So, here’s the deal. I’d rather be writing. Even this morning in the shower, my brain took off on storyline ideas for the short ghost story I started well over a year ago. I want to go to the gym, sit down and do some frantic planning, and then head to the coffee shop and write until afternoon.
However... I am soooooo excited to see my kids! I really have missed them, and not just kids in general, but specific things about each of them (well, the majority of them—there a few that I care about but don’t actually miss in the same way).
There are a couple (well, one actually) things going on at work that have me nearly nauseous. Things I’m not stupid enough to talk about online. It’s one thing to throw all my own shit to world and let them judge me pathetic, weak, slut, juvenile, delusional, whatever—it’s a whole other thing to do that with my professional life and, while for sanity, I really need to go there, I won’t.
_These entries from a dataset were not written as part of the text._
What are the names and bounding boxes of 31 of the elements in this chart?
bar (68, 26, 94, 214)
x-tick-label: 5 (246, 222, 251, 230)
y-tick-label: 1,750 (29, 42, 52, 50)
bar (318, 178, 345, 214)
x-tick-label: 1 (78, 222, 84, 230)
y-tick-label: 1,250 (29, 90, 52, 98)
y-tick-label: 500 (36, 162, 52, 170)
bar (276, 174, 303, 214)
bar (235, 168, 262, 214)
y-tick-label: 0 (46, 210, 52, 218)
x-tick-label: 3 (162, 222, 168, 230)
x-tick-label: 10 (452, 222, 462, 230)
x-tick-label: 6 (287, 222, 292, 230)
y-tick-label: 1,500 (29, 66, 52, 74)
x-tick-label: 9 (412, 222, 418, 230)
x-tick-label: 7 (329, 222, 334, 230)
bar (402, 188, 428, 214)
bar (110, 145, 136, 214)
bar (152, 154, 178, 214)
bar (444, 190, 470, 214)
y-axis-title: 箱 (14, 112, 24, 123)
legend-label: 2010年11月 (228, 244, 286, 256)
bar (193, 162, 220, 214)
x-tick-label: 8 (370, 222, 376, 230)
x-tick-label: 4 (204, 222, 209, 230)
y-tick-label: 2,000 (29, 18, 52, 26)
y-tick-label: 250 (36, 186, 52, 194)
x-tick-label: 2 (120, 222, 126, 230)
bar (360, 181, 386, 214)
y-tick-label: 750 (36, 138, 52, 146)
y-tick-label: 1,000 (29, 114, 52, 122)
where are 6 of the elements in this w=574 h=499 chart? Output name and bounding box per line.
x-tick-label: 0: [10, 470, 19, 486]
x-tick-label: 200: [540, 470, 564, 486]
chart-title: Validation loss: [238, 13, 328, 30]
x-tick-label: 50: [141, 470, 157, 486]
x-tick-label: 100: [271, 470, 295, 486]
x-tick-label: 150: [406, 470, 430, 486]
It’s enough to say that I’ve had trouble falling asleep the past two nights, partly due to a fever (I’m so sick of constantly being sick!) but mainly due to not being able to turn my brain off of certain work extravaganzas. Joy.
Eclipsing all of that. . . My kids are back!!!!!! I get to see them every day again. We get to do our best to make progress in learning to read and control our homicidal tendencies! (Oh, yeah, and learn math too----yawn.)
And again, through it all, all the things I would change, all the reasons I take my stupid little pill, all the things that stab at me and cause me to choose numbness when possible, I am so thankful for my job, for my chance to be with this amazing kids every day.
Maybe it’s akin to loving the piranhas that eat your skin as you pet them. Maybe. Their teeth are just so damned cute, though!